Erst vor Kurzem hat er sich zum ersten Mal so richtig in ein Studio gesetzt, um etwas aufzunehmen. In Wien, mit Marco Kleebauer, für die kommende EP. Er hat ihn über eine Bilderbuch-Doku entdeckt, vor ein paar Monaten dann seine Drum-Library verwendet und irgendwie kam dann der Kontakt zustande. Juri hat das Schlafzimmer verlassen – aber nicht für immer. Dafür ist ihm das Selbst-Produzieren zu wichtig, es macht ihm zu viel Spaß, um es jemals ganz abzugeben.
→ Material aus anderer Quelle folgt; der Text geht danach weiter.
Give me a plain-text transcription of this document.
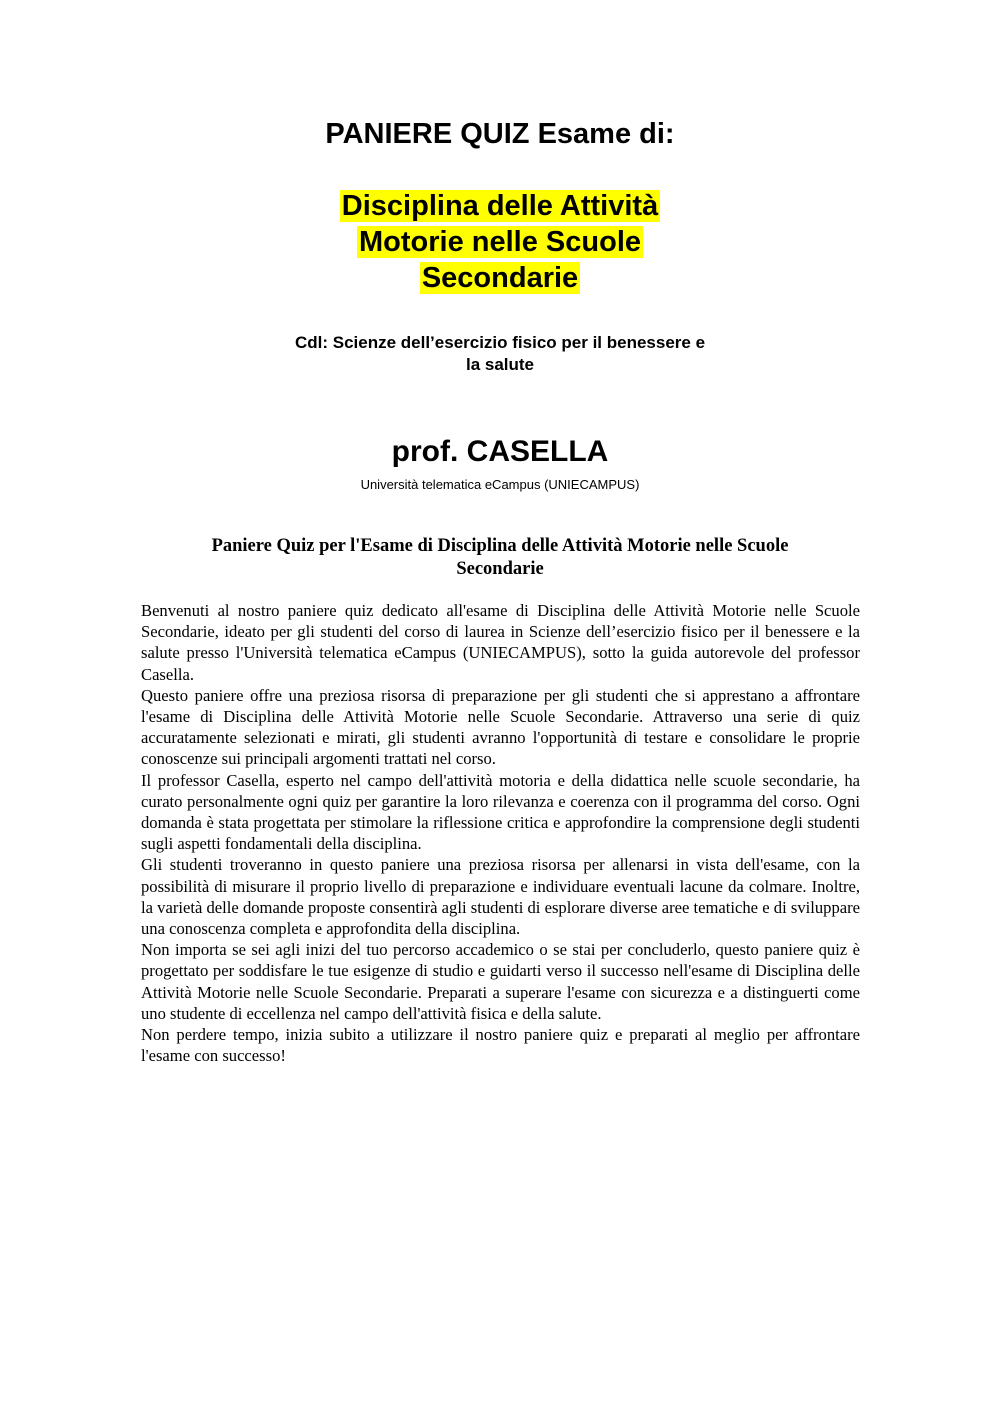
PANIERE QUIZ Esame di:
Disciplina delle Attività
Motorie nelle Scuole
Secondarie
Cdl: Scienze dell’esercizio fisico per il benessere e
la salute
prof. CASELLA
Università telematica eCampus (UNIECAMPUS)
Paniere Quiz per l'Esame di Disciplina delle Attività Motorie nelle Scuole
Secondarie

Benvenuti al nostro paniere quiz dedicato all'esame di Disciplina delle Attività Motorie nelle Scuole Secondarie, ideato per gli studenti del corso di laurea in Scienze dell’esercizio fisico per il benessere e la salute presso l'Università telematica eCampus (UNIECAMPUS), sotto la guida autorevole del professor Casella.

Questo paniere offre una preziosa risorsa di preparazione per gli studenti che si apprestano a affrontare l'esame di Disciplina delle Attività Motorie nelle Scuole Secondarie. Attraverso una serie di quiz accuratamente selezionati e mirati, gli studenti avranno l'opportunità di testare e consolidare le proprie conoscenze sui principali argomenti trattati nel corso.

Il professor Casella, esperto nel campo dell'attività motoria e della didattica nelle scuole secondarie, ha curato personalmente ogni quiz per garantire la loro rilevanza e coerenza con il programma del corso. Ogni domanda è stata progettata per stimolare la riflessione critica e approfondire la comprensione degli studenti sugli aspetti fondamentali della disciplina.

Gli studenti troveranno in questo paniere una preziosa risorsa per allenarsi in vista dell'esame, con la possibilità di misurare il proprio livello di preparazione e individuare eventuali lacune da colmare. Inoltre, la varietà delle domande proposte consentirà agli studenti di esplorare diverse aree tematiche e di sviluppare una conoscenza completa e approfondita della disciplina.

Non importa se sei agli inizi del tuo percorso accademico o se stai per concluderlo, questo paniere quiz è progettato per soddisfare le tue esigenze di studio e guidarti verso il successo nell'esame di Disciplina delle Attività Motorie nelle Scuole Secondarie. Preparati a superare l'esame con sicurezza e a distinguerti come uno studente di eccellenza nel campo dell'attività fisica e della salute.

Non perdere tempo, inizia subito a utilizzare il nostro paniere quiz e preparati al meglio per affrontare l'esame con successo!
Donkey Kid lebt gerade den Traum von seinem dreizehnjährigen Ich. Musik macht er ja schon ewig. Als er gerade mal achtzehn war, hat ihn Euphorie, das Management von unter anderem Ilgen-Nur und den Leoniden, angerufen. Mit denen war er dann im Sommer 2021 auch live unterwegs. Im Frühling 2021 hat außerdem “Linger On” das Licht der Welt erblickt, seine erste Single, der Song liegt schon bei ihm rum, seit er sechzehn ist. Am liebsten würde er sofort ein Album machen, ganz viel auf einmal, “aber heutzutage, alle mit ihrer winzigen Aufmerksamkeitsspanne, keine*r würde sich das mehr anhören”. 

Deshalb also erstmal eine EP, und die nüchterne Erkenntnis: all diese Erfolge, die er über das letzte Jahr hatte, sind cool und man freut sich, aber am Ende des Tages ist das auch nicht der Schlüssel zum Glück.

Als wir das Cafe wieder verlassen, hat es aufgehört zu regnen. Jetzt ist es nur noch windig.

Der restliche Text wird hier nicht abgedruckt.